During his career Dolphin has trained many highly qualified personnel. He has graduated (or is currently supervising) 50 graduate students and 98 postdoctoral fellows and research associates. Many have moved out into academia an industry. Paul Bartlett was David’s first M.Sc. student and is now recognized as one of the leading organic chemist in North America. Richard B. Silverman was his first Ph.D student and has proved himself to be one of the leading biochemists in the world and Andrew Hamilton, another of David’s graduate students, is now the Provost at Yale. On the industrial side Veronica Sherra-Pangka is the President of Torcan (Aurora) and John Thornback the President of Resolution Pharmaceuticals (Mississauga). Both were postdoctoral fellows in David’s laboratory.

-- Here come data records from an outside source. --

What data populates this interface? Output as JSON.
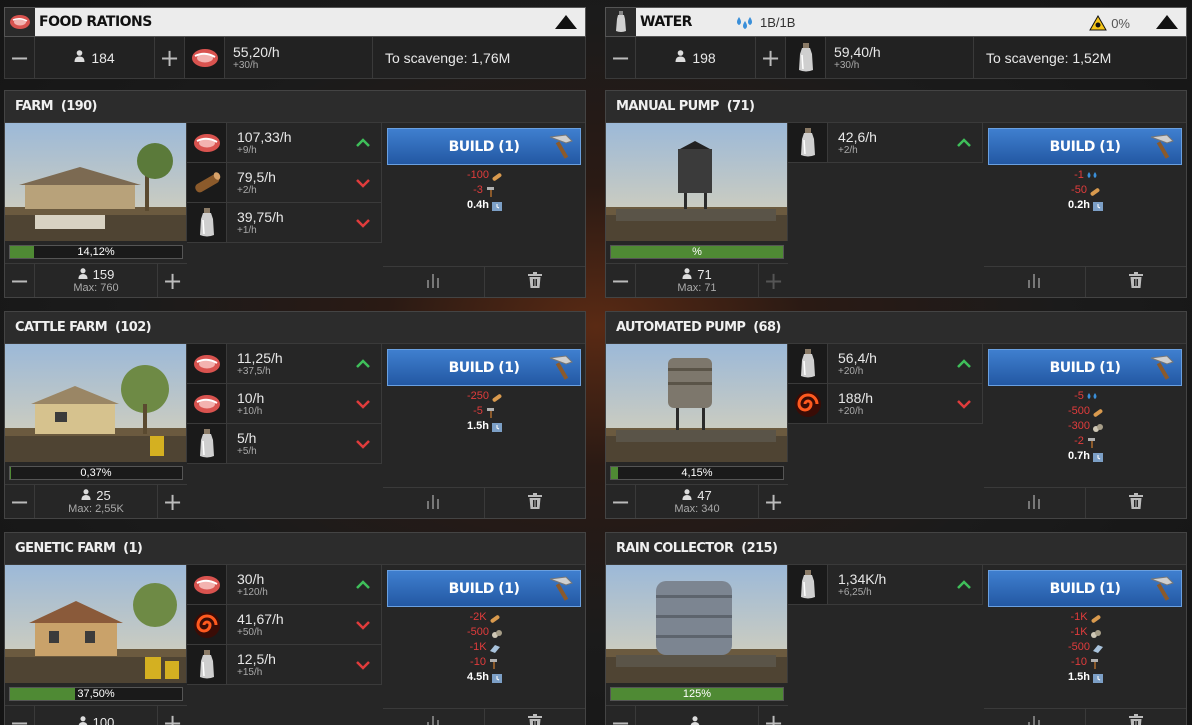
{
  "left": {
    "resource": {
      "title": "FOOD RATIONS",
      "population": "184",
      "rate": "55,20/h",
      "rate_change": "+30/h",
      "scavenge": "To scavenge: 1,76M"
    },
    "buildings": [
      {
        "title": "FARM",
        "count": "(190)",
        "progress_label": "14,12%",
        "progress": 0.1412,
        "workers": "159",
        "max": "Max: 760",
        "products": [
          {
            "icon": "meat-icon",
            "main": "107,33/h",
            "sub": "+9/h",
            "trend": "up"
          },
          {
            "icon": "log-icon",
            "main": "79,5/h",
            "sub": "+2/h",
            "trend": "down"
          },
          {
            "icon": "bottle-icon",
            "main": "39,75/h",
            "sub": "+1/h",
            "trend": "down"
          }
        ],
        "build_label": "BUILD (1)",
        "costs": [
          {
            "text": "-100",
            "icon": "wood-icon",
            "type": "red"
          },
          {
            "text": "-3",
            "icon": "hammer-icon",
            "type": "red"
          }
        ],
        "time": "0.4h"
      },
      {
        "title": "CATTLE FARM",
        "count": "(102)",
        "progress_label": "0,37%",
        "progress": 0.0037,
        "workers": "25",
        "max": "Max: 2,55K",
        "products": [
          {
            "icon": "meat-icon",
            "main": "11,25/h",
            "sub": "+37,5/h",
            "trend": "up"
          },
          {
            "icon": "meat-icon",
            "main": "10/h",
            "sub": "+10/h",
            "trend": "down"
          },
          {
            "icon": "bottle-icon",
            "main": "5/h",
            "sub": "+5/h",
            "trend": "down"
          }
        ],
        "build_label": "BUILD (1)",
        "costs": [
          {
            "text": "-250",
            "icon": "wood-icon",
            "type": "red"
          },
          {
            "text": "-5",
            "icon": "hammer-icon",
            "type": "red"
          }
        ],
        "time": "1.5h"
      },
      {
        "title": "GENETIC FARM",
        "count": "(1)",
        "progress_label": "37,50%",
        "progress": 0.375,
        "workers": "100",
        "max": "",
        "products": [
          {
            "icon": "meat-icon",
            "main": "30/h",
            "sub": "+120/h",
            "trend": "up"
          },
          {
            "icon": "swirl-icon",
            "main": "41,67/h",
            "sub": "+50/h",
            "trend": "down"
          },
          {
            "icon": "bottle-icon",
            "main": "12,5/h",
            "sub": "+15/h",
            "trend": "down"
          }
        ],
        "build_label": "BUILD (1)",
        "costs": [
          {
            "text": "-2K",
            "icon": "wood-icon",
            "type": "red"
          },
          {
            "text": "-500",
            "icon": "stone-icon",
            "type": "red"
          },
          {
            "text": "-1K",
            "icon": "metal-icon",
            "type": "red"
          },
          {
            "text": "-10",
            "icon": "hammer-icon",
            "type": "red"
          }
        ],
        "time": "4.5h"
      }
    ]
  },
  "right": {
    "resource": {
      "title": "WATER",
      "storage": "1B/1B",
      "toxicity": "0%",
      "population": "198",
      "rate": "59,40/h",
      "rate_change": "+30/h",
      "scavenge": "To scavenge: 1,52M"
    },
    "buildings": [
      {
        "title": "MANUAL PUMP",
        "count": "(71)",
        "progress_label": "%",
        "progress": 1.0,
        "workers": "71",
        "max": "Max: 71",
        "plus_disabled": true,
        "products": [
          {
            "icon": "bottle-icon",
            "main": "42,6/h",
            "sub": "+2/h",
            "trend": "up"
          }
        ],
        "build_label": "BUILD (1)",
        "costs": [
          {
            "text": "-1",
            "icon": "water-drops-icon",
            "type": "red"
          },
          {
            "text": "-50",
            "icon": "wood-icon",
            "type": "red"
          }
        ],
        "time": "0.2h"
      },
      {
        "title": "AUTOMATED PUMP",
        "count": "(68)",
        "progress_label": "4,15%",
        "progress": 0.0415,
        "workers": "47",
        "max": "Max: 340",
        "products": [
          {
            "icon": "bottle-icon",
            "main": "56,4/h",
            "sub": "+20/h",
            "trend": "up"
          },
          {
            "icon": "swirl-icon",
            "main": "188/h",
            "sub": "+20/h",
            "trend": "down"
          }
        ],
        "build_label": "BUILD (1)",
        "costs": [
          {
            "text": "-5",
            "icon": "water-drops-icon",
            "type": "red"
          },
          {
            "text": "-500",
            "icon": "wood-icon",
            "type": "red"
          },
          {
            "text": "-300",
            "icon": "stone-icon",
            "type": "red"
          },
          {
            "text": "-2",
            "icon": "hammer-icon",
            "type": "red"
          }
        ],
        "time": "0.7h"
      },
      {
        "title": "RAIN COLLECTOR",
        "count": "(215)",
        "progress_label": "125%",
        "progress": 1.0,
        "workers": "",
        "max": "",
        "products": [
          {
            "icon": "bottle-icon",
            "main": "1,34K/h",
            "sub": "+6,25/h",
            "trend": "up"
          }
        ],
        "build_label": "BUILD (1)",
        "costs": [
          {
            "text": "-1K",
            "icon": "wood-icon",
            "type": "red"
          },
          {
            "text": "-1K",
            "icon": "stone-icon",
            "type": "red"
          },
          {
            "text": "-500",
            "icon": "metal-icon",
            "type": "red"
          },
          {
            "text": "-10",
            "icon": "hammer-icon",
            "type": "red"
          }
        ],
        "time": "1.5h"
      }
    ]
  }
}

Dr. Dolphin is a Fellow of the Canadian Institute of Chemistry and a Fellow of the Royal Society of Chemistry. He was elected a Guggenheim Fellow in 1980 and awarded a D.Sc. from his alma mater of Nottingham University in 1982. In 1990 he was awarded the Gold Medal in Health Sciences by the Science Council of British Columbia, was the 1993 recipient of the Syntex Award of the Canadian Institute of Chemistry and in the same year he was the recipient of the Bell-Canada Forum Award. He was awarded an Izaak Walton Killam Research Prize in 1996. He was appointed a Fellow of the Royal Society of Canada in 2001. He received the Friesen Rygiel Prize in 2002 and the same year he was elected a Fellow of the Royal Society (London). In 2004 he received the CSPS Award of Leadership in Canadian Pharmaceutical Sciences, the CUFA/BC Academic of the Year Award and the NSERC Award of Excellence. This year he was awarded the NSERC Herzberg Gold Medal, the Council's highest honour, which recognizes research contributions characterized by both excellence and influence. In addition to the medal, the winner is guaranteed $1 million to use for his own university-based research. In the spring of 2006 David was appointed an Officer of the Order of Canada which is the country’s highest honor for lifetime achievement and service. In addition to his administrative experience at QLT and UBC David has sat on many boards including those of The Canadian Foundation for Innovation (Chair of the Governance Committee), Genome BC (Chair), TRIUMF, the Michael Smith Foundation for Health Research and he was a founding board member of Neuromed Inc.